Rifiuti di Roma, Monti dell'Ortaccio "unica soluzione"

La notizia è arrivata poche ore fa ma l'eco delle polemiche si è immediatamente propagato in tutta l'Urbe e, c'è da scommetterci, continuerà a propagarsi per lungo tempo: il commissario straordinario all'emergenza rifiuti di Roma Goffredo Sottile ha confermato la chiusura di Malagrotta al 31 dicembre prossimo nonchè, enorme pomo della discordia, che la prossima discarica sarà ai Monti dell'Ortaccio:

Confermo la scelta di Monti dell'Ortaccio quantomeno nelle intenzioni del mio ufficio, per la semplice considerazione che non vedo altri siti idonei.
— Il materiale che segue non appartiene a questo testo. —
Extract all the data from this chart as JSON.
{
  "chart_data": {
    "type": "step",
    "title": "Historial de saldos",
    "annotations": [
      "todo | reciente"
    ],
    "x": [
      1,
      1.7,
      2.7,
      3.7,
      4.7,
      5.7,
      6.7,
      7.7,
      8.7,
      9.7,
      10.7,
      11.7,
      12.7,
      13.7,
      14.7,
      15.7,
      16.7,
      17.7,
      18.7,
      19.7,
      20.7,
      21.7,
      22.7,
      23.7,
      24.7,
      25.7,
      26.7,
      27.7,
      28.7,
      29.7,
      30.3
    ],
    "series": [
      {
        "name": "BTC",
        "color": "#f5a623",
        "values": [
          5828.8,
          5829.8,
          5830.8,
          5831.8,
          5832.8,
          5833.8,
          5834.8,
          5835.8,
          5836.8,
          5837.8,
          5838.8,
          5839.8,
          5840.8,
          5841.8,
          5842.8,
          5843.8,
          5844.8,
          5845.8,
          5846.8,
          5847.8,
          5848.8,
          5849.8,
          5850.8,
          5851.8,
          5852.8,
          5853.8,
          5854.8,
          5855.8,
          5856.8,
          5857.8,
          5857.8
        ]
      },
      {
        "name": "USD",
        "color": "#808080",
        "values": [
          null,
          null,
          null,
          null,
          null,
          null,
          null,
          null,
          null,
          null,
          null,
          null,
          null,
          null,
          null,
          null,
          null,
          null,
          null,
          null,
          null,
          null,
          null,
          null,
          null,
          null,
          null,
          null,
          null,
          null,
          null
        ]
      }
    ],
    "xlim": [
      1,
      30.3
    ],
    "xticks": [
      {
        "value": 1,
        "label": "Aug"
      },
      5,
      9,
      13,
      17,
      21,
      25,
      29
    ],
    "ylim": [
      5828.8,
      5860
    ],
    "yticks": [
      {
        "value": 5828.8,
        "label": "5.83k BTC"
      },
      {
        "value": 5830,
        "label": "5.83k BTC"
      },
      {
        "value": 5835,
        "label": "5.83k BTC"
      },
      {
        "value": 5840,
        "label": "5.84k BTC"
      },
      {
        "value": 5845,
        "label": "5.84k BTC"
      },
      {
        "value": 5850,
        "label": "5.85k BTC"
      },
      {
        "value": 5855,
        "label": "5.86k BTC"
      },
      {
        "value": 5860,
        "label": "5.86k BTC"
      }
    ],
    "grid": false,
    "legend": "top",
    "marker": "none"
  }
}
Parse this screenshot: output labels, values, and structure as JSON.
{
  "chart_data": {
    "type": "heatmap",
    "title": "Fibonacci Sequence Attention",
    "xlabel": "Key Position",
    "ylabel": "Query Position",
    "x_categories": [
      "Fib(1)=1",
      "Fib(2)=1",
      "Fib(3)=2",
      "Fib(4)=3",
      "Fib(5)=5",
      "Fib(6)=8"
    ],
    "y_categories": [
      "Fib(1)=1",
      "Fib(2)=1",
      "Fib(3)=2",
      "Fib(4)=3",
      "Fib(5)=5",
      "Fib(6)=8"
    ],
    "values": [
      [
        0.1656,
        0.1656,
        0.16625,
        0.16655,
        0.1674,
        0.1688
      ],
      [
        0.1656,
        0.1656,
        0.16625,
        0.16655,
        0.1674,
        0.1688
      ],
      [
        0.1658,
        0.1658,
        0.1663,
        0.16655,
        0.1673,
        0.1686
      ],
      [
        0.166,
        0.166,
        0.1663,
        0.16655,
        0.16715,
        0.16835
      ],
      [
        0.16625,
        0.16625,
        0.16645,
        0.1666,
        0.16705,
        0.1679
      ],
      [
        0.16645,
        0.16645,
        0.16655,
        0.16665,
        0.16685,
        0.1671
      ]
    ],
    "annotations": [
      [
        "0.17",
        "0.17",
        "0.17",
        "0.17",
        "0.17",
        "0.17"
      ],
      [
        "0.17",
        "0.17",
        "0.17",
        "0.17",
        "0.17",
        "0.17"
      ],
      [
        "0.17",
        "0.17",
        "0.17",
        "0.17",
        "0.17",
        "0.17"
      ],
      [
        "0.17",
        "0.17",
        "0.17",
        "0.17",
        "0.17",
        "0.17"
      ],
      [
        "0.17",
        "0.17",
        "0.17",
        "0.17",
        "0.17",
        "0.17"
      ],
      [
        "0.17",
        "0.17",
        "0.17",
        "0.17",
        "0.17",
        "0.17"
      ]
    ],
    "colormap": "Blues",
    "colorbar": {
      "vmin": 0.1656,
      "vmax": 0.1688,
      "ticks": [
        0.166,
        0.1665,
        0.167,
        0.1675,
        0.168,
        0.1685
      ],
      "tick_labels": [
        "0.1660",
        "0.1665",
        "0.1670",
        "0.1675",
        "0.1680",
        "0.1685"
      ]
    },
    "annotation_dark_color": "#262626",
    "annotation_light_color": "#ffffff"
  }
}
Alea iacta est dunque, almeno stando alle dichiarazioni di Sottile; parole alle quali tuttavia, visti i precedenti vent'anni, qualcuno dovrà dar pure seguito.

Le reazioni dei comitati di cittadini non si sono fatte attendere: tutti preannunciano battaglia per la scelta della nuova discarica, chi "fino allo stremo" e chi, con maggior lucidità, attenderà il corso degli eventi e delle assemblee pubbliche dei comitati prima di muoversi.

Certo è che, su Monti dell'Ortaccio, le perplessità si sprecano, a partire dal fatto che "è inumano fare una nuova discarica a poche centinaia metri da quella più grande d'Europa" visto e considerato l'inquinamento che ne è derivato nel corso degli anni; ci sono poi le notizie di reato, che tra Commissione Parlamentare Ecomafie, che ha messo l'occhio sul "benefattore" Manlio Cerroni, e la Procura di Roma che invece sta valutando le ipotesi di reato per il nuovo sito, nel quale il Co.La.Ri. (il Consorzio dei rifiuti di proprietà dello stesso Cerroni) starebbe lavorando abusivamente da parecchio tempo.

Goffredo Sottile, incalzato in tal senso, ha spiegato:

Qui comanda l'urgenza. Malagrotta si sta esaurendo, bisogna agire con tempestività nel trovare il sito sostitutivo

spiegando inoltre di essere impossibilitato all'accesso agli atti d'inchiesta della Procura riguardanti proprio l'ubicazione del nuovo sito, che tra eccessiva vicinanza a Malagrotta, eccessiva vicinanza alle abitazioni (non rispetterebbe i minimi standard di legge) e il trovarsi in uno dei territori più avvelenati del Lazio, mostra criticità piuttosto evidenti.

Criticità che tuttavia mal si sposano con l'urgenza di trovare un nuovo sito, ma che sopratutto mal si sposano con le modalità di raccolta e conferimento tutt'ora in vigore, in una città che raggiunge a fatica il 26% (dato Ama, Azienda Municipale Ambientale) di differenziata; un tema che, istituzionalmente parlando, viene semi-dimenticato e che invece rappresenta la chiave per risolvere il problema ventennale dei rifiuti a Roma.

Un tema che è già entrato nella campagna elettorale per il Campidoglio, prima con la campagna referendaria RomaSiMuove e oggi su Twitter, quando il candidato alle Primarie del Pd per il Comune di Roma Mario Adinolfi, su twitter, ha palesato la sua opinione:


Come se non bastasse, nei quartieri pilota per la raccolta differenziata, Ama "toppa" la fornitura di cassonetti: nel caos generalizzato, ormai tutto fa brodo.